Satisfactory (40-54%)	Test suite shows limited variety across test levels or inconsistent structure. Use of dependency injection and mocking is uneven or weakly justified.
Fail (0-39%)	Test suite is minimal, poorly structured, or incorrectly implemented. Misuse of Spring testing features, dependency injection, or mocks is evident. Tests are trivial, brittle, or ineffective. No mapping to test pyramid.

2. AI Interaction Log (Five Examples) (40%)

Level	Criteria
Excellent (70%+)	All five required examples are present, clearly differentiated, and well- structured. h example includes appropriate prompts, outputs, and strong technical justification. Clear evidence of acceptance, modification, rejection, gap identification, and constraint of AI output. Demonstrates high-quality critical judgement and control over AI behaviour.
Good (55-69%)	All examples are present with mostly sound explanations. Minor gaps in technical depth or clarity. Evidence of judgement is present but uneven across examples.
Satisfactory (40-54%)	Examples are present but explanations are largely descriptive rather than analytical. Limited evidence of rejecting or constraining AI output. Overlap between examples may be present.
Fail (0-39%)	One or more examples missing, poorly structured, or inadequately justified. AI usage is largely uncritical or insufficiently documented.
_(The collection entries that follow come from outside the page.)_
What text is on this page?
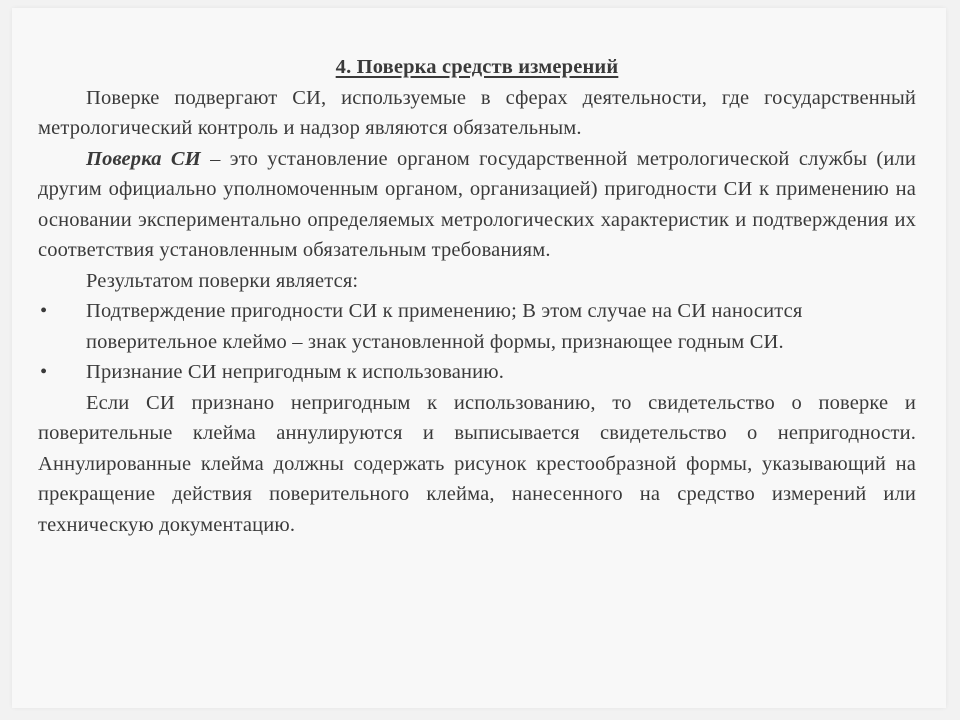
4. Поверка средств измерений

Поверке подвергают СИ, используемые в сферах деятельности, где государственный метрологический контроль и надзор являются обязательным.

Поверка СИ – это установление органом государственной метрологической службы (или другим официально уполномоченным органом, организацией) пригодности СИ к применению на основании экспериментально определяемых метрологических характеристик и подтверждения их соответствия установленным обязательным требованиям.

Результатом поверки является:

• Подтверждение пригодности СИ к применению; В этом случае на СИ наносится поверительное клеймо – знак установленной формы, признающее годным СИ.
• Признание СИ непригодным к использованию.

Если СИ признано непригодным к использованию, то свидетельство о поверке и поверительные клейма аннулируются и выписывается свидетельство о непригодности. Аннулированные клейма должны содержать рисунок крестообразной формы, указывающий на прекращение действия поверительного клейма, нанесенного на средство измерений или техническую документацию.
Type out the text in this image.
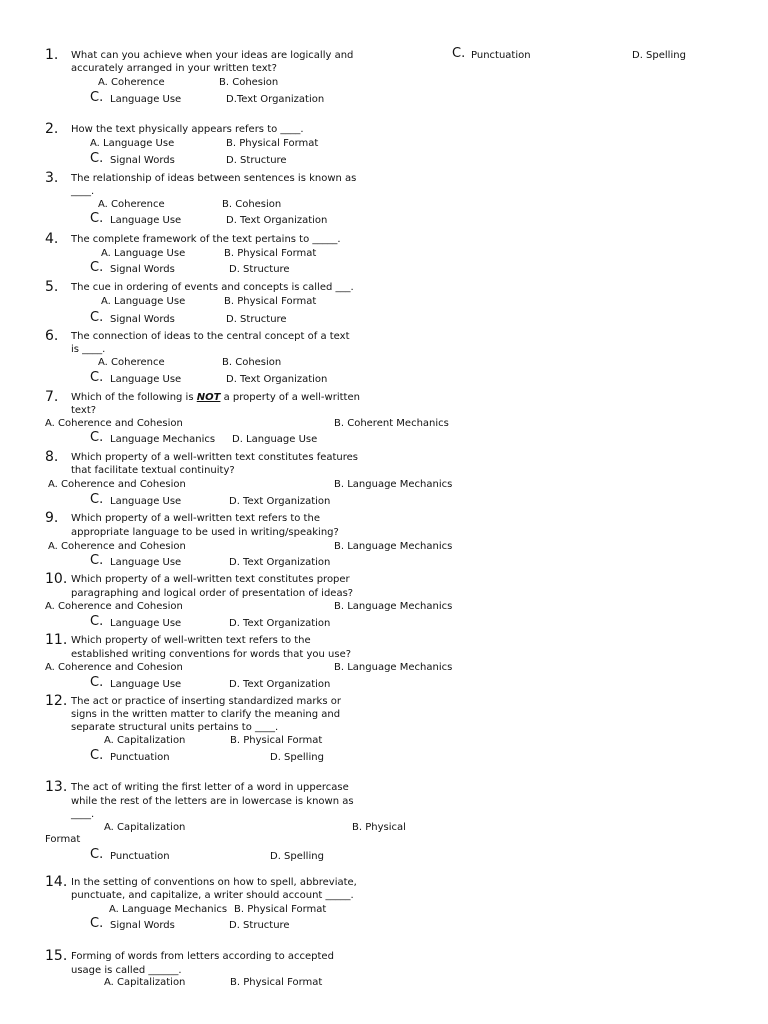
1. What can you achieve when your ideas are logically and
accurately arranged in your written text?
A. Coherence	B. Cohesion
C. Language Use	D.Text Organization
C. Punctuation	D. Spelling
2. How the text physically appears refers to ____.
A. Language Use	B. Physical Format
C. Signal Words	D. Structure
3. The relationship of ideas between sentences is known as
____.
A. Coherence	B. Cohesion
C. Language Use	D. Text Organization
4. The complete framework of the text pertains to _____.
A. Language Use	B. Physical Format
C. Signal Words	D. Structure
5. The cue in ordering of events and concepts is called ___.
A. Language Use	B. Physical Format
C. Signal Words	D. Structure
6. The connection of ideas to the central concept of a text
is ____.
A. Coherence	B. Cohesion
C. Language Use	D. Text Organization
7. Which of the following is NOT a property of a well-written
text?
A. Coherence and Cohesion	B. Coherent Mechanics
C. Language Mechanics D. Language Use
8. Which property of a well-written text constitutes features
that facilitate textual continuity?
A. Coherence and Cohesion	B. Language Mechanics
C. Language Use	D. Text Organization
9. Which property of a well-written text refers to the
appropriate language to be used in writing/speaking?
A. Coherence and Cohesion	B. Language Mechanics
C. Language Use	D. Text Organization
10. Which property of a well-written text constitutes proper
paragraphing and logical order of presentation of ideas?
A. Coherence and Cohesion	B. Language Mechanics
C. Language Use	D. Text Organization
11. Which property of well-written text refers to the
established writing conventions for words that you use?
A. Coherence and Cohesion	B. Language Mechanics
C. Language Use	D. Text Organization
12. The act or practice of inserting standardized marks or
signs in the written matter to clarify the meaning and
separate structural units pertains to ____.
A. Capitalization	B. Physical Format
C. Punctuation	D. Spelling
13. The act of writing the first letter of a word in uppercase
while the rest of the letters are in lowercase is known as
____.
A. Capitalization	B. Physical
Format
C. Punctuation	D. Spelling
14. In the setting of conventions on how to spell, abbreviate,
punctuate, and capitalize, a writer should account _____.
A. Language Mechanics B. Physical Format
C. Signal Words	D. Structure
15. Forming of words from letters according to accepted
usage is called ______.
A. Capitalization	B. Physical Format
3. Evaluation and Reflection (20%)

Level	Criteria
Excellent (70%+)	Insightful and well-supported evaluation. Clearly identifies strengths and weaknesses of AI-generated tests with concrete examples. Demonstrates awareness of AI failure modes and the importance of human intervention. Proposes a thoughtful and realistic improvement to the AI-assisted testing approach.
Good (55-69%)	Evaluation addresses required points with some supporting examples. Observations are valid but lack depth or synthesis. Improvement proposed is reasonable but underdeveloped.
Satisfactory (40-54%)	Evaluation is largely descriptive with limited analysis. Examples are weak, generic, or insufficiently linked to the student’s own work.
Fail (0-39%)	Minimal or missing evaluation. Assertions unsupported by evidence. Little or no reflection on AI limitations or learning.

4. Screencast: Test Execution and Coverage Evidence (Pass/Fail – Required)

To pass this component, the screencast must demonstrate:

execution of the automated test suite,
visible test results,
inspection of a test coverage report,
brief explanation of what the coverage indicates.

Failure to demonstrate these elements may result in the submission being marked incomplete.

Coverage is treated as evidence, not a target.